As a yoga instructor at a studio that is also a registered training school, I get a lot of teacher trainee observers in my class. I adore the process of mentoring new instructors and welcome these students into my class with an open heartAs I’ve been teaching at my yoga studio for a number of years, many of the students are eager to talk to me about my experiences, thoughts, and feelings on teaching yoga. I love the conversation and the relationship building that this process fosters. The teachers-in-training have sheets they are required to fill out during their observation, which include things like pace of the class, sequence, music, mood and theme of the class, etc. Recently, one of the trainees accidentally left her sheet lying out on the front desk of our check-in station at the studio, and it happened to catch my eye since it was my name in the teacher box. I glanced over it, knowing full well that I probably shouldn’t have, but what can I say, I had a human moment. The trainee had written all of this wonderful stuff about my class, and the pace, and the theme, and how everything was tied together like a neat little package, which made me smile, until I saw the comments continued on the back.
“This class was structured and themed really well, the ambiance was set, and the students seemed to enjoy the practice, but I feel like Ellie is a control freak in class. She didn’t seem as open and free to the people in her class doing what they wanted to.”

 

UMM WHAT? CONTROL FREAK? WHAT THE WHAT? I was crushed. I totally give my students freedom in class. What the hell? Why was I letting this bother me so much? I like to think that I’m very confident in my teaching, so why was one person’s opinion hitting me so hard?
 
Control freak. The words repeated like a mantra from hell in my head for days. Control. It swirled around in my mind, often catching me off guard while I taught, making me self conscious. "Should I chill out? Am I not chill? OMG how can I chill more?
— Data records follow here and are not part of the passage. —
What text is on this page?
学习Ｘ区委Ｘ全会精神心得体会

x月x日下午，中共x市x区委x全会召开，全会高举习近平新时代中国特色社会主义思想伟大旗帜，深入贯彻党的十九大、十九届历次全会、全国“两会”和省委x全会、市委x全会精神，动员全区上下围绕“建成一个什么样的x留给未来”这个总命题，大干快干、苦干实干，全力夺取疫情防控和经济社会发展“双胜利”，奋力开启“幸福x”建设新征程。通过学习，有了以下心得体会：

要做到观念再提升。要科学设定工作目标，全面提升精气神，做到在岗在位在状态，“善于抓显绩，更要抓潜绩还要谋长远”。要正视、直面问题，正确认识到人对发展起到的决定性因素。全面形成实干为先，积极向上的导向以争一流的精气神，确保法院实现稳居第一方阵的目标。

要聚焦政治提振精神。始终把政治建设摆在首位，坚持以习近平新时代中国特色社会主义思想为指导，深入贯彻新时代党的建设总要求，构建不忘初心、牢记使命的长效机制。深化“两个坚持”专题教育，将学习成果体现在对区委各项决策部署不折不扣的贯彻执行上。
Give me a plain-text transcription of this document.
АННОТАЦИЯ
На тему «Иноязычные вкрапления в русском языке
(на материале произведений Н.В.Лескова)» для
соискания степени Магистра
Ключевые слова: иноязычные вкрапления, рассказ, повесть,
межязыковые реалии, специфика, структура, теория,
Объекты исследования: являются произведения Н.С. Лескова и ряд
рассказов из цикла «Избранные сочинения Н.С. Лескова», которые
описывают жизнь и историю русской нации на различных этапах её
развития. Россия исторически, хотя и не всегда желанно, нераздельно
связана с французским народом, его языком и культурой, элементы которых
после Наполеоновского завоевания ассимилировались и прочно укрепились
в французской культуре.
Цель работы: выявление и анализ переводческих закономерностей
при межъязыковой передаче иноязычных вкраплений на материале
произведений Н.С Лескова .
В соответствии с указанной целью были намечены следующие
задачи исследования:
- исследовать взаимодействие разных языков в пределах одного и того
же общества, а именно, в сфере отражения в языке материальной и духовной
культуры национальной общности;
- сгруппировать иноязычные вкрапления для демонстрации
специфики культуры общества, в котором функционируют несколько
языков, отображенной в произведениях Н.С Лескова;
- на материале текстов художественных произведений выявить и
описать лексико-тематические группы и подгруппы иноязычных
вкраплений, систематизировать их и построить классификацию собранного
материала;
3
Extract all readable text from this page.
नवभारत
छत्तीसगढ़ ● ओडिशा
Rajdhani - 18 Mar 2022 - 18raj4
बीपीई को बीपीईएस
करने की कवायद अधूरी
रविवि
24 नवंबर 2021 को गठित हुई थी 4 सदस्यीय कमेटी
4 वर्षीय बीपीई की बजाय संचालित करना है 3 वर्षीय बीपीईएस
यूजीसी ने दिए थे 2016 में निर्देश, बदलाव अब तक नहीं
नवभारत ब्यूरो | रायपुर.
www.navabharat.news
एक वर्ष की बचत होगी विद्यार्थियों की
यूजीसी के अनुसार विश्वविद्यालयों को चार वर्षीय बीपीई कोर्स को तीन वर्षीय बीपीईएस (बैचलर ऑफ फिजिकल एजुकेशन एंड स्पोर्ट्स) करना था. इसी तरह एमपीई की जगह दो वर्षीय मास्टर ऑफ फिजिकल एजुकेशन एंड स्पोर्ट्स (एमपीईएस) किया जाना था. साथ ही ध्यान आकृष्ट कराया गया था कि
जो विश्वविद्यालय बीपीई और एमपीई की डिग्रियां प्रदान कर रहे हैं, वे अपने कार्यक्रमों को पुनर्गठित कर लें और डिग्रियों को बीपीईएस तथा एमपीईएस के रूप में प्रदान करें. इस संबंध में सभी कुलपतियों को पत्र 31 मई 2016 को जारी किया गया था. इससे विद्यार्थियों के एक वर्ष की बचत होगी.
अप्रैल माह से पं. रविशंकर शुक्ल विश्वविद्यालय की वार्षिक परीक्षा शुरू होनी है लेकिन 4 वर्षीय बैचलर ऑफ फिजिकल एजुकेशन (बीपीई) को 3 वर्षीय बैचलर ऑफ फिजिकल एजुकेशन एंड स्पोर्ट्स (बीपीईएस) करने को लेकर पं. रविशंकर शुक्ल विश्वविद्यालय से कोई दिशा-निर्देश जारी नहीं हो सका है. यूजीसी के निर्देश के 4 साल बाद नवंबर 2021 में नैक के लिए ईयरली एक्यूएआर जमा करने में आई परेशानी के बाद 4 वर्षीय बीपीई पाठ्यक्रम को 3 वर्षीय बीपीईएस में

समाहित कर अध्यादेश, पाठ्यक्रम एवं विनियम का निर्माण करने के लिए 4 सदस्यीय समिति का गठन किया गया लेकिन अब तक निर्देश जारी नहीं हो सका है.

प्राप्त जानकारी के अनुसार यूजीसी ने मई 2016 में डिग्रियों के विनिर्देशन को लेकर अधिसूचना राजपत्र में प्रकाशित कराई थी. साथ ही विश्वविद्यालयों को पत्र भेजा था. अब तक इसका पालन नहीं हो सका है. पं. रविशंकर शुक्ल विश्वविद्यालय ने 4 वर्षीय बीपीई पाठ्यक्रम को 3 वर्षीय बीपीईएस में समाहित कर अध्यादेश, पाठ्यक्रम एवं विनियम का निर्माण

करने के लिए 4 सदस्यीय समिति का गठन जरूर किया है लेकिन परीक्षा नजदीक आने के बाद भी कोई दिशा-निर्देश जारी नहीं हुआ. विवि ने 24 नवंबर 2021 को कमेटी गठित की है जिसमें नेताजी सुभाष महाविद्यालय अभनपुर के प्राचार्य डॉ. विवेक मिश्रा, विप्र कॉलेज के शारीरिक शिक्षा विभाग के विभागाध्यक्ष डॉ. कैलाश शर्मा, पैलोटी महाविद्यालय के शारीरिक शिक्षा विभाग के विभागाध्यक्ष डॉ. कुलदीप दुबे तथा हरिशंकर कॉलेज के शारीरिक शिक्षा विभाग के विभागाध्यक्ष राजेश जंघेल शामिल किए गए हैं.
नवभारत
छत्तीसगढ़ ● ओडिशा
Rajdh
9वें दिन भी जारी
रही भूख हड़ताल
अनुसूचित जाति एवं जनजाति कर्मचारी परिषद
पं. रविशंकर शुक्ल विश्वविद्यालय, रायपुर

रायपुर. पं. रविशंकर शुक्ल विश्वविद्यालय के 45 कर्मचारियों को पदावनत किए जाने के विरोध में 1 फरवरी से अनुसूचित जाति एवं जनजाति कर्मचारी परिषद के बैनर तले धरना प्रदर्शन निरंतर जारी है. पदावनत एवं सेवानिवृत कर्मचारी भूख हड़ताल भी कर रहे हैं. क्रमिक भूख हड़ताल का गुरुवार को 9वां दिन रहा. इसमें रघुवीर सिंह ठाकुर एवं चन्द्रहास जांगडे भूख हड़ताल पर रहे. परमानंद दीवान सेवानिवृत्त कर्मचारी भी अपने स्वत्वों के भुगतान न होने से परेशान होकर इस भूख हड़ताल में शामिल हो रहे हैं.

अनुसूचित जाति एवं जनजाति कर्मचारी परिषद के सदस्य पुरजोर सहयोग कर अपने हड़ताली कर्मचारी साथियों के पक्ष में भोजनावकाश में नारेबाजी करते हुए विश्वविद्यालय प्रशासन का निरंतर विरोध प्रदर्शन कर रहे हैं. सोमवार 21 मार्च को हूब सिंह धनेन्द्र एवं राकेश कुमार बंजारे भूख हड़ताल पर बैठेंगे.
Maybe I am a control freak.” I questioned where else in my life I was control freaking the fuck out and realized that, indeed, I was grasping onto a lot. After a few days of letting this defeat me, I decided I was fed up with allowing a singular opinion to hit me this hard. I chose to theme my classes that week on control. I thought long and hard about what control meant to me and how I could reframe this pervasive thought in my mind. I often teach what I need to learn, and during that week I learned a lot about myself, about my teaching, about my habits of grasping onto things, ideas, labels, and all sorts of stuff. This idea that I might indeed be a control freak turned my world upside down, but I came out the other side with some really important realizations. 
 
The funny thing about control is that we think we have it. We love to think we are in control, yet it’s a complete illusion. Whether you believe in a divine spirit or not, there’s no way to deny that having everything under your control is impossible. Accidents happen. People get sick. We meet new people everyday. We lose touch. People come and people go and we have very little control over this simple fact of life. Whether we like to admit it or not, many of us are “control freaks”, doing everything in our power to have some sort of semblance of control, resisting the natural shift of everything. When things start to feel like they are spiraling out of our grasp, what do we do? We grip harder, which is usually a futile practice. It’s like those proverbial waves that swell up into our lives. We have no control over this. So why do we constantly stand in their way and allow them to knock us down time and time again? Speaking of the beach, I love the beach. I love the beach so much, yet I live thousands of miles (maybe hundreds…I’m not so great with math…) away from the ocean. I grew up on the east coast and the salty air and sandy beaches were a part of my existence. My body and soul crave the sea. When I was back east last summer I remember being on the beach and being really bummed out about leaving. I grabbed a handful of sand and squeezed it so hard and in that moment, as all the sand poured out of my palm, I realized when you love something so much, the tighter you hold onto it, the faster it escapes your grasp. If you gently hold it, it stays for much longer. Now of course, I can’t carry the beach back to Indiana with me, but it made me stop and think. These things in life that we want so badly to hold onto, when we resist the natural ebb and flow of their existence, not only do we lose them more quickly, but we are much more deeply affected by the inevitable change that occurs. To begin to understand that we are not in control of our lives is to begin to live in the present moment.
When we finally decide to let go of this illusion of control and surrender to the natural unfolding of our lives, things tend to settle more quickly and we return to our homeostasis, or our happy place. As we allow the waves of life to approach, it’s easier to ride them, and ultimately pass through them with more ease. 
What is it that you are trying so hard to hold onto?
What is trying to work its way out of your life?
Can you take a moment to first recognize this thing that you’re gripping, and then be with it for another moment?
Pause. Take it in.
Recognize that it has no power over you, nor you it, and just like that…begin to let it go.


1 Response

Laura Brzegowy
Laura Brzegowy

February 20, 2016

Lovely and oh so timely (for me) post, Ellie! I look forward to reading more of your writing.